Engraving of Charlotte Bronte in a black dress
Engraving of Charlotte Bronte, mid 19th century. Stock Montage/Getty Images 

Brontë wrote Villette, publishing it in January of 1853, and split with Harriet Martineau over it, as Martineau disapproved of it. Arthur Bell Nicholls, the Rev. Brontë’s curate, surprised her with a proposal of marriage. Charlotte’s father disapproved of the proposal, and Nicholls left his post. She turned down his proposal initially, then began secretly corresponding with him until they became engaged and he returned to Haworth. They were married on June 29, 1854, and honeymooned in Ireland.

Charlotte continued her writing, beginning a new novel, Emma. She also took care of her father at Haworth. She became pregnant the year after her marriage, then found herself extremely ill. She died on March 31, 1855.

Her condition was at the time diagnosed as tuberculosis, but some have, much later, speculated that the description of symptom more likely fits the condition hyperemesis gravidarum, essentially an extreme morning sickness with dangerously excessive vomiting.

Legacy

In 1857, Elizabeth Gaskell published The Life of Charlotte Brontë, establishing the reputation of Charlotte Brontë as having suffered from a tragic life. In 1860, Thackeray published the unfinished Emma.  Her husband helped revise The Professor for publication with the encouragement of Gaskell. Two stories, "The Secret" and "Lily Hart," were not published until 1978.

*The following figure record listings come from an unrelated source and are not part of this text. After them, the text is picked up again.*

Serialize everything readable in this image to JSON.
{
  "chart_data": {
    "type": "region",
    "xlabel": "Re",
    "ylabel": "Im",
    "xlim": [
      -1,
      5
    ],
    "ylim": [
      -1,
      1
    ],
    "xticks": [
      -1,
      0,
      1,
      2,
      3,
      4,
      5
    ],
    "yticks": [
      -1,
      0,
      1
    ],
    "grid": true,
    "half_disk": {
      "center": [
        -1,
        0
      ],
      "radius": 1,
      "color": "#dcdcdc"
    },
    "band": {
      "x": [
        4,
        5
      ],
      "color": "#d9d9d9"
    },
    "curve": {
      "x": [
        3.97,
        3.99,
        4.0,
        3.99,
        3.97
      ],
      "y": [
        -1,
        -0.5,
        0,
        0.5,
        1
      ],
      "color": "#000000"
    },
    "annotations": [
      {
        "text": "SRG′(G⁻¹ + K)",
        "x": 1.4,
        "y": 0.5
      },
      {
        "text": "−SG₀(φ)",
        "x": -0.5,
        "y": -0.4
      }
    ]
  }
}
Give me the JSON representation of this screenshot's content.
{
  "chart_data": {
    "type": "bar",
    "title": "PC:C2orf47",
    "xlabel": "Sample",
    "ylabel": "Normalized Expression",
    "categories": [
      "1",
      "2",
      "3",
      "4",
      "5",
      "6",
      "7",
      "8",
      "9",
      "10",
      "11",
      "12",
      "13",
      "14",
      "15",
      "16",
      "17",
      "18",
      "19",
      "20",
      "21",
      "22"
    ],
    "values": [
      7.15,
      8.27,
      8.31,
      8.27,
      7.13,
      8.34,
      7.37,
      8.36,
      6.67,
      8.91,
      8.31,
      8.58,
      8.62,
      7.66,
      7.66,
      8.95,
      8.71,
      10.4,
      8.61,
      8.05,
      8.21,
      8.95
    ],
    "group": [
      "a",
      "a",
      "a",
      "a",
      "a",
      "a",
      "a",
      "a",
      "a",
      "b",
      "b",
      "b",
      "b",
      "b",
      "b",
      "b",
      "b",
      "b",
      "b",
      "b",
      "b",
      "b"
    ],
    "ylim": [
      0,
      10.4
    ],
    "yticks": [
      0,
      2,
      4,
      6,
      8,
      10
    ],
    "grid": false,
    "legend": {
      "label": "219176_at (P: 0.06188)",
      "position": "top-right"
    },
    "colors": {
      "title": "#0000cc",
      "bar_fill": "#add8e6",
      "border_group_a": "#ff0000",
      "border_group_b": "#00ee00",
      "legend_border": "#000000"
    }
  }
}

By the end of the 19th century, Charlotte Brontë’s work was largely out of fashion. Interest revived in the late 20th century. Jane Eyre has been her most popular work, and has been adapted for stage, film and television and even for ballet and opera. Today, she is one of the most-read authors in the English language.

Sources

  • Fraser, Rebecca. Charlotte Brontë: A Writer's Life (2nd ed.). New York: Pegasus Books LLC, 2008.
  • Miller, Lucasta. The Brontë Myth. London: Vintage, 2002.
  • Paddock, Lisa; Rollyson, Carl. The Brontës A to Z. New York: Facts on File, 2003.